Essencialmente, as sociedades mais fortes não devem hoje conquistar os territórios de sociedades menos desenvolvidas; as sociedades mais fortes funcionarão este século através de outra estratégia, uma que se baseia na contínua análise dos riscos dos seus territórios e nas possibilidades de fortalecimento das suas áreas mais vulneráveis. É precisamente nesta nova dinâmica geopolítica que a guerra da areia se instaura: enquanto no século XX o espaço vital fora pensado através da conquista de território, hoje passámos às operações de recondução, extração e produção do próprio território. Os Estados mais fracos não estão a ver a sua terra invadida, antes assistem à crescente extração da sua própria terra. Os Estados mais fortes não precisam do território somente porque este vai escasseando na medida do seu crescimento; precisam do território por este se revelar, neste momento, como uma ameaça. O espaço vital adquirido desvela-se hoje, aqui e ali, como espaço mortal. Para os grandes Estados, a estratégia é vitalizar todos esses espaços contra as ameaças climáticas. Para os Estados sem poder, o destino parece ser sucumbir à total desvitalização do seu espaço – à extinção da sua comunidade, dos seus ecossistemas, do seu sustento, do seu próprio chão.

A guerra da areia interfere, ao mesmo tempo, na psique coletiva ao interromper a lógica escapista entre praia e urbe. O inescapável da multitude urbana aparece na premonição do fim da praia e na totalização dos bunkers prediais da megametrópole. A praia como o sonho material daquele que vive na urbe é interrompido, entramos na era da distopia da virtualização dessa hipótese, o sonho passa mesmo a ser só sonho. O referente material acaba, como muitos outros. A areia, a segurança arcaica contra as intempéries marítimas, é ao mesmo tempo a membrana do ego global contra o choque climático – sem ela assistiremos a uma naturalização da psicologia terrestre. Totalitária. Assistiremos à explosão em tudo do trauma que havia sido mediado entre a areia e o ctónico. A extração de areia despe a comunidade humana vestindo a solidão pós-humana.

Robert Smithson (1970), Spiral Jetty, Great Salt Lake, Utah, USA


 

Orbital billboards

Then having denied himself the supreme pleasure long enough, he turned his eyes up to the silent sky, and there it was. The four hundred and sixty-eight brightest stars, spelling out: USE SNIVELY’S SOAP.
Fredric Brown, 1945.

Paul Klee (1923), Connected to the stars

E o que temos a dizer das estrelas do céu? Vivemos com um apagamento celeste, vivemos num céu pós-industrial e numa pós-neonificação do olhar.

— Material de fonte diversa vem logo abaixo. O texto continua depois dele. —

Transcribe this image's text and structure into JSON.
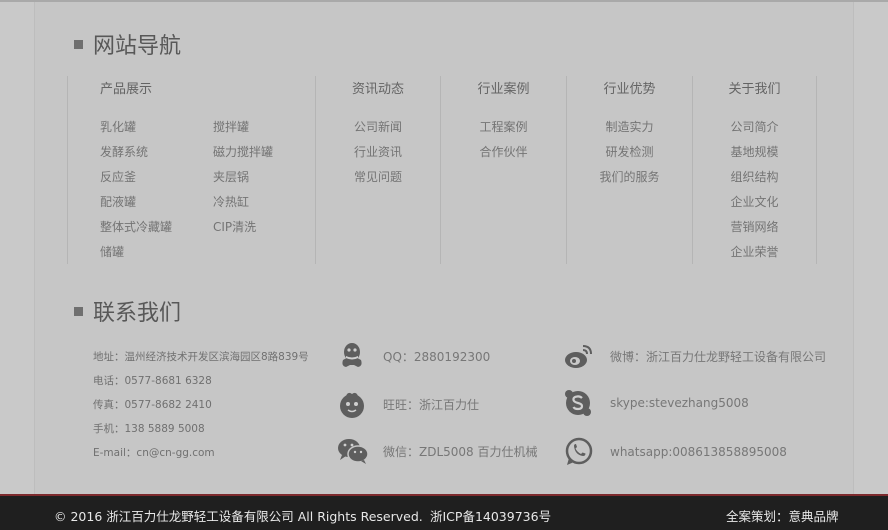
{
  "nav_title": "网站导航",
  "columns": [
    {
      "head": "产品展示",
      "items": [
        "乳化罐",
        "搅拌罐",
        "发酵系统",
        "磁力搅拌罐",
        "反应釜",
        "夹层锅",
        "配液罐",
        "冷热缸",
        "整体式冷藏罐",
        "CIP清洗",
        "储罐"
      ]
    },
    {
      "head": "资讯动态",
      "items": [
        "公司新闻",
        "行业资讯",
        "常见问题"
      ]
    },
    {
      "head": "行业案例",
      "items": [
        "工程案例",
        "合作伙伴"
      ]
    },
    {
      "head": "行业优势",
      "items": [
        "制造实力",
        "研发检测",
        "我们的服务"
      ]
    },
    {
      "head": "关于我们",
      "items": [
        "公司简介",
        "基地规模",
        "组织结构",
        "企业文化",
        "营销网络",
        "企业荣誉"
      ]
    }
  ],
  "contact_title": "联系我们",
  "address": [
    "地址：温州经济技术开发区滨海园区8路839号",
    "电话：0577-8681 6328",
    "传真：0577-8682 2410",
    "手机：138 5889 5008",
    "E-mail：cn@cn-gg.com"
  ],
  "contacts": {
    "qq": {
      "text": "QQ：2880192300",
      "icon": "qq-icon"
    },
    "wangwang": {
      "text": "旺旺：浙江百力仕",
      "icon": "wangwang-icon"
    },
    "wechat": {
      "text": "微信：ZDL5008 百力仕机械",
      "icon": "wechat-icon"
    },
    "weibo": {
      "text": "微博：浙江百力仕龙野轻工设备有限公司",
      "icon": "weibo-icon"
    },
    "skype": {
      "text": "skype:stevezhang5008",
      "icon": "skype-icon"
    },
    "whatsapp": {
      "text": "whatsapp:008613858895008",
      "icon": "whatsapp-icon"
    }
  },
  "footer": {
    "copyright": "© 2016 浙江百力仕龙野轻工设备有限公司 All Rights Reserved.",
    "icp": "浙ICP备14039736号",
    "design": "全案策划：意典品牌"
  },
  "colors": {
    "footer_bg": "#1f1f1f",
    "footer_accent": "#7d2a2d",
    "page_bg": "#c8c8c8"
  }
}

Para os antigos foi a potência erótica que compôs as constelações, é essa origem que, sendo em si ligação, conecta os homens aos espaços – dando-lhes precisão, medição para ir. O céu industrial da modernidade começou, nas grandes metrópoles como Londres e Paris, a perder os seus mitos. O céu noturno ganha uma outra luz, uma que o torna, paradoxalmente, escuro. Um escuro opaco. Uma luz negra passa a cobrir, como uma verónica, as antigas luzes, as estrelas. A época das luzes é também a época desta contra-luz. O que vai então substituir os deuses e as estrelas? Para os poetas da modernidade será a mera catástrofe – a queda dos deuses celestes é transmutada em meteoros. É este céu que vai sustentar o imaginário apocalíptico da ficção científica. Mas a par da catástrofe desaba uma outra coisa da dimensão sideral – a melancolia. A explosão, em tudo o que o céu tem abaixo de si, de um eros perdido – uma consciência de uma segunda queda, agora do próprio divino. Uma queda da luz contemplativa das estrelas e da sua influência no pensamento.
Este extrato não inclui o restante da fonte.